4. Tyler has been receiving and will continue to work to receive information from judyrecords.com and from Tyler’s clients in a forensically sound manner to assist with the investigation. Tyler has engaged our outside security team, Mandiant, to assist with this work. Tyler looks forward to continuing to work cooperatively with judyrecords.com and with our potentially impacted clients to ensure a full investigation is completed and all nonpublic information remains confidential.   

• On Feb. 24, 2022, Tyler learned that the State Bar of California’s nonpublic case record data was posted to judyrecords.com.

• On Feb. 28, 2022, Tyler learned that judyrecords.com may have also performed data harvesting activity on the Odyssey Portals of other Tyler clients and had potentially posted nonpublic data of other Tyler clients online as well. This activity was confirmed by judyrecords.com on March 4, 2022.

• Tyler quickly notified potentially affected Odyssey Portal clients and provided recommendations for containment, including the option of taking their public-facing Odyssey Portal offline.

• Judyrecords.com's data harvesting activity involved only certain public-facing Odyssey Portal installations.

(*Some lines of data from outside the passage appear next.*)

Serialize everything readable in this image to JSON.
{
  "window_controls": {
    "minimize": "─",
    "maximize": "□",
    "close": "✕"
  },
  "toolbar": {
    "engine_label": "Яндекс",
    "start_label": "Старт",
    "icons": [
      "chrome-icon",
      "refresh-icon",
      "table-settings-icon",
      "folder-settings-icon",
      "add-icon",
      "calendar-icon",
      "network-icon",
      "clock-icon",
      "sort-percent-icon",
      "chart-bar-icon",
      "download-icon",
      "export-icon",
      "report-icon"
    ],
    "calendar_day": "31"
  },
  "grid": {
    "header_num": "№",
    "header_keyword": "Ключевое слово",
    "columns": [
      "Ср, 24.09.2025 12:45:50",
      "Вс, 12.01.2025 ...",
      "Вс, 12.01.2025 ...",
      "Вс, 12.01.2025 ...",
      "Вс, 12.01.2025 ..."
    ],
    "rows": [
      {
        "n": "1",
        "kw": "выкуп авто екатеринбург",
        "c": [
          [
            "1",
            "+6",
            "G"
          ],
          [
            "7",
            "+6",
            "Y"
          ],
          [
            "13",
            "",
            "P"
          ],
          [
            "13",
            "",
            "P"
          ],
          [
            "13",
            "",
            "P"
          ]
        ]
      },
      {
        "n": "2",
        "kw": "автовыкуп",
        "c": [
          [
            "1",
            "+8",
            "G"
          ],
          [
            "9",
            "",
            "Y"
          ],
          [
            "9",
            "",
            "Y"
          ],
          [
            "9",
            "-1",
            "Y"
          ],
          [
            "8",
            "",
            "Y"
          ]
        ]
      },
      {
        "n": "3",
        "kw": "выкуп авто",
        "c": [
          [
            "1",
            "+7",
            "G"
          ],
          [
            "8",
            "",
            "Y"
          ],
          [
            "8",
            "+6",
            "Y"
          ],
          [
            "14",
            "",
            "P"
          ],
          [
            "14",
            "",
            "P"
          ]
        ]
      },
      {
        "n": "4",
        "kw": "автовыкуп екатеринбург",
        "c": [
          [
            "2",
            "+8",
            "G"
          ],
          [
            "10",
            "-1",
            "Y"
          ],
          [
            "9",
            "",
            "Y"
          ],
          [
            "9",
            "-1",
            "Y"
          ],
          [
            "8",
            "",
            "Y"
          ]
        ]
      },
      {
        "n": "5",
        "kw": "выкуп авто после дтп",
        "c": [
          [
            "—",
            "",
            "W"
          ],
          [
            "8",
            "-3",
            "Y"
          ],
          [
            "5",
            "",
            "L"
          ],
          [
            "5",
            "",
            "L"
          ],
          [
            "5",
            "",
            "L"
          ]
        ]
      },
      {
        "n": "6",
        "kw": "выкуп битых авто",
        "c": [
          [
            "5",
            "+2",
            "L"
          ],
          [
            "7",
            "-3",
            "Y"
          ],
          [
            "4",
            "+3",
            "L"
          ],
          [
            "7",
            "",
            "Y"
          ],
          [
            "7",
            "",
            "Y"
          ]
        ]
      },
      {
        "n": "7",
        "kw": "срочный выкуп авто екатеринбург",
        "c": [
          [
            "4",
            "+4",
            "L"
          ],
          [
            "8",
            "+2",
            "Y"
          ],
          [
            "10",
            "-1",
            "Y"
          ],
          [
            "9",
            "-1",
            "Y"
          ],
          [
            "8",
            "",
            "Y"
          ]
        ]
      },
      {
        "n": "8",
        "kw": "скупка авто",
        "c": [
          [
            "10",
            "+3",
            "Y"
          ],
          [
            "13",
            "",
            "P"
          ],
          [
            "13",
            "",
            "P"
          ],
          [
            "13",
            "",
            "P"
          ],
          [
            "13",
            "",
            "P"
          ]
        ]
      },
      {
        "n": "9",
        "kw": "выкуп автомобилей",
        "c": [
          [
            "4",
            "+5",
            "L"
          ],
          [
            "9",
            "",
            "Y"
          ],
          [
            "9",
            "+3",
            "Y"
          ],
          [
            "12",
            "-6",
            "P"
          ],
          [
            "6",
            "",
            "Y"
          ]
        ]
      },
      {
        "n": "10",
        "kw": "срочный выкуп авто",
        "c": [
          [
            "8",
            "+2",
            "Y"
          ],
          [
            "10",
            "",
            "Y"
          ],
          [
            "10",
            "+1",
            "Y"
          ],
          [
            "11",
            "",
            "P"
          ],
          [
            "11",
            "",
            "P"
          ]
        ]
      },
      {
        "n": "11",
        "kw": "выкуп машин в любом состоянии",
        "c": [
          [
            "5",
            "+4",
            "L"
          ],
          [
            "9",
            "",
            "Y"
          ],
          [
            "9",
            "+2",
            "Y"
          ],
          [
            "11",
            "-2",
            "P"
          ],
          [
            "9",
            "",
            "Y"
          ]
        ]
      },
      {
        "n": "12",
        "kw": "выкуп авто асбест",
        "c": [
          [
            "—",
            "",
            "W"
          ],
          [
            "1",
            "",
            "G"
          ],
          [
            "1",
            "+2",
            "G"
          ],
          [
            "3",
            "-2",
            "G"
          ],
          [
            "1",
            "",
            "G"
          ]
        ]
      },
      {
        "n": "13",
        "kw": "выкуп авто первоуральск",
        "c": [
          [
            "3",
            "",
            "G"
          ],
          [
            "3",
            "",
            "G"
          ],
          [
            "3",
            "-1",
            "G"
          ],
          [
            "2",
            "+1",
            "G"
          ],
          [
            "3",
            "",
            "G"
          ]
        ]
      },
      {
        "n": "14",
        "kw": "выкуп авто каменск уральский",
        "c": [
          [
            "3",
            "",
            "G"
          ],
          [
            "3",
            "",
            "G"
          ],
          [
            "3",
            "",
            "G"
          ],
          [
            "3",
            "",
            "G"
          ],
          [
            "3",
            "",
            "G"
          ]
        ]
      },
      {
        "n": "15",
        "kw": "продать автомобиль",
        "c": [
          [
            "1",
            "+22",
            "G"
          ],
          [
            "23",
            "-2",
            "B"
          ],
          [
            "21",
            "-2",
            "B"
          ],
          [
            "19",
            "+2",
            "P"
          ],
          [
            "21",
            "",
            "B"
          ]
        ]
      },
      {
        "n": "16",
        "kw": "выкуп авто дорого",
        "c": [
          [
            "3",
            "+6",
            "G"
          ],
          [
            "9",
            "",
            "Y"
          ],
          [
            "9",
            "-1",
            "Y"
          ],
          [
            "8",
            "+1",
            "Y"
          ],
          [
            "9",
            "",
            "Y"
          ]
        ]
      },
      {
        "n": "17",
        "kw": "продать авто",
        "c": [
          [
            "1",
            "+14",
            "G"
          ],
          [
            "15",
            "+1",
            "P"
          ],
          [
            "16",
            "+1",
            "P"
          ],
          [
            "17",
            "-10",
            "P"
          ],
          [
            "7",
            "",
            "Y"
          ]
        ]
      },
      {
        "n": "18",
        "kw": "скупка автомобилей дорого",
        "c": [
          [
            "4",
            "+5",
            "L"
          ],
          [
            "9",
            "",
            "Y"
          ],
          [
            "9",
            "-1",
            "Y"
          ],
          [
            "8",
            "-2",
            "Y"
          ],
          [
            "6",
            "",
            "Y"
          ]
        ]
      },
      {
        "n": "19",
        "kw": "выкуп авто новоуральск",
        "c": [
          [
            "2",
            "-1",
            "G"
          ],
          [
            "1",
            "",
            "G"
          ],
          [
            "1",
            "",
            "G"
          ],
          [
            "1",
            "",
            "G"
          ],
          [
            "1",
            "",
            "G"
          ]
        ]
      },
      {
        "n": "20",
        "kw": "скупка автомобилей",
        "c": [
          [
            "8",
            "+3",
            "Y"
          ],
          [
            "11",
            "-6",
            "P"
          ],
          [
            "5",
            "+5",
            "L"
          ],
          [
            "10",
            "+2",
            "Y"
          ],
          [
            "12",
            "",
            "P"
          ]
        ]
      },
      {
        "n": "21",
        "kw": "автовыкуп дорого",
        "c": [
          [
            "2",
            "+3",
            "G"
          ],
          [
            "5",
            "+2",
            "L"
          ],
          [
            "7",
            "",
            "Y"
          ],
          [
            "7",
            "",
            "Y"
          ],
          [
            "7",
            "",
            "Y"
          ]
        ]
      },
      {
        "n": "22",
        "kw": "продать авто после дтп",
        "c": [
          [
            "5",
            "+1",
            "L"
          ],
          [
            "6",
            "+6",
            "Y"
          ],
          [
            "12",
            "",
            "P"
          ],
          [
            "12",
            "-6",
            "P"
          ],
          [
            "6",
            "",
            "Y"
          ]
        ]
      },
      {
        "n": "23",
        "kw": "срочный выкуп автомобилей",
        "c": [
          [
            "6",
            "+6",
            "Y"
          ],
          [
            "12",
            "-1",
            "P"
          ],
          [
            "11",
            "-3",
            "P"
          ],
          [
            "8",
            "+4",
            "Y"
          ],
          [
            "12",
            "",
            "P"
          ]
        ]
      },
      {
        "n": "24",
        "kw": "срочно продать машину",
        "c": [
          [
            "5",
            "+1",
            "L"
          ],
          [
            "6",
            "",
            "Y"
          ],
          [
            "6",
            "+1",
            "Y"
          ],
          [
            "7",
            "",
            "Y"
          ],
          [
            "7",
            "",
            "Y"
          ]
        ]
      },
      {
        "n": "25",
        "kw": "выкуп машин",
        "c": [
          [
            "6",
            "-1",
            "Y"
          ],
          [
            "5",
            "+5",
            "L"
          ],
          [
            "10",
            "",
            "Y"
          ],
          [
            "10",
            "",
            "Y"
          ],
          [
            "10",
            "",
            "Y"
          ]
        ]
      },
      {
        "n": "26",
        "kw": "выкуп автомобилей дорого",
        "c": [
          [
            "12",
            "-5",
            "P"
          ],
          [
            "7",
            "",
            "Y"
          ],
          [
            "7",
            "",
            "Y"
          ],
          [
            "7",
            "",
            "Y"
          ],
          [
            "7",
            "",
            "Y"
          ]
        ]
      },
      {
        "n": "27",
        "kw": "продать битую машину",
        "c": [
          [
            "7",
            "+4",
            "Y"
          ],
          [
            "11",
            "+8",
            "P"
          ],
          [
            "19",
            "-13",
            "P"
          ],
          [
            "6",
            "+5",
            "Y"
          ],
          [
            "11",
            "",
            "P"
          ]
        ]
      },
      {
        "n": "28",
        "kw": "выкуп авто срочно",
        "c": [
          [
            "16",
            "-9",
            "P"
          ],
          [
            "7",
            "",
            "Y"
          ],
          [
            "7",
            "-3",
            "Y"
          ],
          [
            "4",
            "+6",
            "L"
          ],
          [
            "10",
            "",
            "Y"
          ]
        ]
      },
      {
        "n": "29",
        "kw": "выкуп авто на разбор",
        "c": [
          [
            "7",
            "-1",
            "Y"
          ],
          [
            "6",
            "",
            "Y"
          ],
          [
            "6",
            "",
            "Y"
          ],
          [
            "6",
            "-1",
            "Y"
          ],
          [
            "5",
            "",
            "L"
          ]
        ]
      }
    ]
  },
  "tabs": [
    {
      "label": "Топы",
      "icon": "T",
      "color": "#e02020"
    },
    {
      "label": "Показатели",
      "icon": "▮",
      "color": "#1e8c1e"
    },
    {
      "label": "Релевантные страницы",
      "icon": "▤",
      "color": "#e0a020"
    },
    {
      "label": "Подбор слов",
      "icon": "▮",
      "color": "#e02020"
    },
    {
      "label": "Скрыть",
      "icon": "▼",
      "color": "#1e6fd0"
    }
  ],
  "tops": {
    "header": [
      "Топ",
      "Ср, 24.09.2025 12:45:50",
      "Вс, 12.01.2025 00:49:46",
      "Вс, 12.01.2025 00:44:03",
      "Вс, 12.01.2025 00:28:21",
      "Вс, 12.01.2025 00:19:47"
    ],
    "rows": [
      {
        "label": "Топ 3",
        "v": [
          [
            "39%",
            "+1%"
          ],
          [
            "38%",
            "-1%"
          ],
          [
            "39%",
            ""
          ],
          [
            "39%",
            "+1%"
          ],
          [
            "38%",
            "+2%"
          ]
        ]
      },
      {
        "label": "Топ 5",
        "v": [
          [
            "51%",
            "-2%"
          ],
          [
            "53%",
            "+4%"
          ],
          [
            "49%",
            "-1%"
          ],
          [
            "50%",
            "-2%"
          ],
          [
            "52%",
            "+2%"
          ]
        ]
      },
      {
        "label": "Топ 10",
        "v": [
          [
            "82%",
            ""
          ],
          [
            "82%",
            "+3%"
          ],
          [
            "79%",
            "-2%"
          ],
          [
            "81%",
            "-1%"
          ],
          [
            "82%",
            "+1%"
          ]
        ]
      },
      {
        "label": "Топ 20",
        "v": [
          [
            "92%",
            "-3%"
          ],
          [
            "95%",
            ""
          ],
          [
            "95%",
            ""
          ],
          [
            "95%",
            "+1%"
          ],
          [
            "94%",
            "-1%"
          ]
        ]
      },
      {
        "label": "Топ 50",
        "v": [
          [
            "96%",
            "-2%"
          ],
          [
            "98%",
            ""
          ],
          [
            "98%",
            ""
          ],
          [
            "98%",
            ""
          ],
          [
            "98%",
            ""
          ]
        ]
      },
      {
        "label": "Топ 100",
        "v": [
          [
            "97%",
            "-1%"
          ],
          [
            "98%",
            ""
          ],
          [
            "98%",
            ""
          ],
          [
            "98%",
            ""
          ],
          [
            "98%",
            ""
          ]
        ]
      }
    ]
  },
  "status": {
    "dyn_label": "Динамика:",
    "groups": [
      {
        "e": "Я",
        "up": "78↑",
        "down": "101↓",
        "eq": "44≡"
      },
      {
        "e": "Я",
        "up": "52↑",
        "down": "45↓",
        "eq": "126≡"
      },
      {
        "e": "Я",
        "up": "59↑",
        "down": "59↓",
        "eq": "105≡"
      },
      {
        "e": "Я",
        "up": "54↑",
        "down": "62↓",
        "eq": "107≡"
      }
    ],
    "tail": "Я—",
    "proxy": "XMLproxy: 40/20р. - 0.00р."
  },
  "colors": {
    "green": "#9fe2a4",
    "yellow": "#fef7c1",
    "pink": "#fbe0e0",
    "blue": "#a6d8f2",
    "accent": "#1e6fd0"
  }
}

It did not involve nonpublic-facing Odyssey Portal installations or Odyssey case management systems. 

• Between March 2 and March 18, 2022, Tyler held eight webinars for Odyssey Portal clients to explain what we know about the judyrecords.com activity, the scope of its impact, and the steps clients can take to remediate and/or mitigate a data harvesting risk on their Odyssey Portal deployment.

• The Tyler team invited all potentially affected clients to multiple online webinars to explain the issue and direct them to resources for more information. 

• Tyler’s support team has posted recommended actions and instructions on Tyler’s community platform, and these are being updated regularly.  

• Tyler has dedicated additional staff and resources to research and mitigate this matter. 

• Tyler has engaged Mandiant, a third-party security forensic company, to support Tyler’s investigation of this issue.